(A)Musing

Twitter, Mastodon, and Nostalgia

I’m seeing this pervasive strain of discussion lately that basically boils down to “ahhh, now this is the internet I remember!” And as someone who is old enough to remember that internet and have participated in it, I find it frustrating. This tendency to look back with impenetrable nostalgia sells short not only the thing you (think) you remember but also the new thing you’re comparing it to.

There are a lot of things I like about Mastodon, else I wouldn’t be there. But saying it’s just like OldTwitter, or usenet, or mIRC, or whatever your personal “best time of being online and social was” is selling it short. There’s been a concurrent discussion around how Mastodon is (or isn’t) a perfect Twitter replacement, which ignores all they ways it’s not and doesn’t try to be (and I’m not talking about federation, but actual features and use cases).

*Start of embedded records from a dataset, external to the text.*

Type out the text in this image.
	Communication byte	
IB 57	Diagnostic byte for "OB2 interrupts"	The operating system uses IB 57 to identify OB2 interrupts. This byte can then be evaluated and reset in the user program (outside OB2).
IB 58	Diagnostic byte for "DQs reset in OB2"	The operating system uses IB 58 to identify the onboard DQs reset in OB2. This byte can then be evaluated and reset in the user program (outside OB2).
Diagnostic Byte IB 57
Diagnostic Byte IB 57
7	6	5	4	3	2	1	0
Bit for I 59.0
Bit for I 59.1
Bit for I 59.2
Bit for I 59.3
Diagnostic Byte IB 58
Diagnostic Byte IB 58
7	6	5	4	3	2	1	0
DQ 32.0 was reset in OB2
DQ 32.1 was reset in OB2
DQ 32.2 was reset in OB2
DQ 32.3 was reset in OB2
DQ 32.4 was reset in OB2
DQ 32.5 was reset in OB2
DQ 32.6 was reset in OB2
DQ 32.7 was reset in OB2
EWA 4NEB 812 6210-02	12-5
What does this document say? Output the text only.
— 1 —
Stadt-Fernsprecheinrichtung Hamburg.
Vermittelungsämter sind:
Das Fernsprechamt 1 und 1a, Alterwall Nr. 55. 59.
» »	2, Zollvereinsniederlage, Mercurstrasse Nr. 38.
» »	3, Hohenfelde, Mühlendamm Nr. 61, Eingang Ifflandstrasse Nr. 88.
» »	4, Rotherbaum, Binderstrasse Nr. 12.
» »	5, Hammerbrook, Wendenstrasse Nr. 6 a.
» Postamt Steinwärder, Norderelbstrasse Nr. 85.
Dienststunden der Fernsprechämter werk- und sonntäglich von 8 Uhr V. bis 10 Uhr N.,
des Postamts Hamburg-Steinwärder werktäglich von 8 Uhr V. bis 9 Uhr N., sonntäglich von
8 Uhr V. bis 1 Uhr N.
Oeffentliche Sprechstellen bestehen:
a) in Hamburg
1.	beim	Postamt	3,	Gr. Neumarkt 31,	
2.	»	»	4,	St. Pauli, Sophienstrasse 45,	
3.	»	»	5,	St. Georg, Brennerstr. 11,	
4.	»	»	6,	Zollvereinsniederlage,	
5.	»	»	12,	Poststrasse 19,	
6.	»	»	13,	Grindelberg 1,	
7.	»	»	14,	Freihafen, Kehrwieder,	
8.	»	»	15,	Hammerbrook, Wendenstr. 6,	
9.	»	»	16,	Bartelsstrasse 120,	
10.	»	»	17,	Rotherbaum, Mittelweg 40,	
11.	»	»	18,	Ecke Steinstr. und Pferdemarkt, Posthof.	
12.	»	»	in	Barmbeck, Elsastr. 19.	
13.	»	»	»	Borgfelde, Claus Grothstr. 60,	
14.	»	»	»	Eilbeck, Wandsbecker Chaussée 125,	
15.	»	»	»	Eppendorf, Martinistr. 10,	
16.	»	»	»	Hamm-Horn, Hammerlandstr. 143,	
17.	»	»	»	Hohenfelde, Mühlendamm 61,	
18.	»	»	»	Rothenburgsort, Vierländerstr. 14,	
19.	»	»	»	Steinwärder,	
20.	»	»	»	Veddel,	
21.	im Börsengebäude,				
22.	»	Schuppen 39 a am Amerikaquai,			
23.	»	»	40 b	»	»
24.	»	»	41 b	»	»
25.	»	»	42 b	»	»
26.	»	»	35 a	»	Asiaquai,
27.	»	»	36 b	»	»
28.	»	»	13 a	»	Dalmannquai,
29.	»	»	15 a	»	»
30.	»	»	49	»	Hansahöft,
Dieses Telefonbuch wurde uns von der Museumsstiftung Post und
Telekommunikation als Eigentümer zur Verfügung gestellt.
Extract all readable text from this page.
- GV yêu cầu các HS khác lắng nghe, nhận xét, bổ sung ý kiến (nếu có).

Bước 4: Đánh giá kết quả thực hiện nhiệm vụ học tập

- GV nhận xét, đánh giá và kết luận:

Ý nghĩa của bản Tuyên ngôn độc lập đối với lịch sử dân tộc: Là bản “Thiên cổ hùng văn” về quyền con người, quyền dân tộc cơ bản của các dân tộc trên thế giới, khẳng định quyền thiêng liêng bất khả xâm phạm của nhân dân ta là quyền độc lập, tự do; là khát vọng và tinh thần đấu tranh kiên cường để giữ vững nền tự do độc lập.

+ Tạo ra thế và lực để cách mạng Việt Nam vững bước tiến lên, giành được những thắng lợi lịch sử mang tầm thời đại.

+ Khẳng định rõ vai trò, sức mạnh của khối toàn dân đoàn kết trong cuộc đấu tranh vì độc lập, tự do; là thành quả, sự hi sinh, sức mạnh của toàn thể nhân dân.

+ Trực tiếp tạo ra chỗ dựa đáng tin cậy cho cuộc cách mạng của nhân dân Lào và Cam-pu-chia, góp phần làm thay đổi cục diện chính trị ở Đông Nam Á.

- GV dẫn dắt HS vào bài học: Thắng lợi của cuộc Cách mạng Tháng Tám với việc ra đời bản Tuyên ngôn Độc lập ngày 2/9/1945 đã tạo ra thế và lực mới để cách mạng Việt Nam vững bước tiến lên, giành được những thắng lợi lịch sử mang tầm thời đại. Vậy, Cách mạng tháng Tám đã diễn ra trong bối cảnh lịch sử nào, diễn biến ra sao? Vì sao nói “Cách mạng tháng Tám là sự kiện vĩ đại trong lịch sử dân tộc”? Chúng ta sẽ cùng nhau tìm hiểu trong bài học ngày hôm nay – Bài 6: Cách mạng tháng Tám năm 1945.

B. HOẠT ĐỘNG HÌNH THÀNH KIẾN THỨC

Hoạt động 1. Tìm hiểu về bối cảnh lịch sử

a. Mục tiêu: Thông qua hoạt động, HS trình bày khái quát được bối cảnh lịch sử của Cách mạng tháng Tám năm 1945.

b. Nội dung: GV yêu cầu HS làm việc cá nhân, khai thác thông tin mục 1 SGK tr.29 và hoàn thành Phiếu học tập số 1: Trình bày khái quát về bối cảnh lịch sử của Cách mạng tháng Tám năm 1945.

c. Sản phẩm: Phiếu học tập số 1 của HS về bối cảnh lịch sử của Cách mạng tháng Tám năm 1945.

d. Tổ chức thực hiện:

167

With that, I don’t think we should be throwing out everything Twitter was or meant to people. Twitter was never “for me,” but I have friends and people I care about that did get a lot of out of it, and not a few of them still do. There are real things that Twitter did – and does – do for people that mastodon does not.

And all of that’s getting lost in people either rushing to declare Mastodon the best, newest thing ever OR that it’s a return to form of OldThing that they liked. But OldThing wasn’t useful in the same way to everyone as it was to you, the same way Twitter wasn’t – and isn’t – useful to me. And Mastodon won’t mean anything to some people who whom Twitter DOES, and that’s okay too. It won’t mean what OldThing might have meant to them if it was still around, either.

This post was originally a Mastodon thread.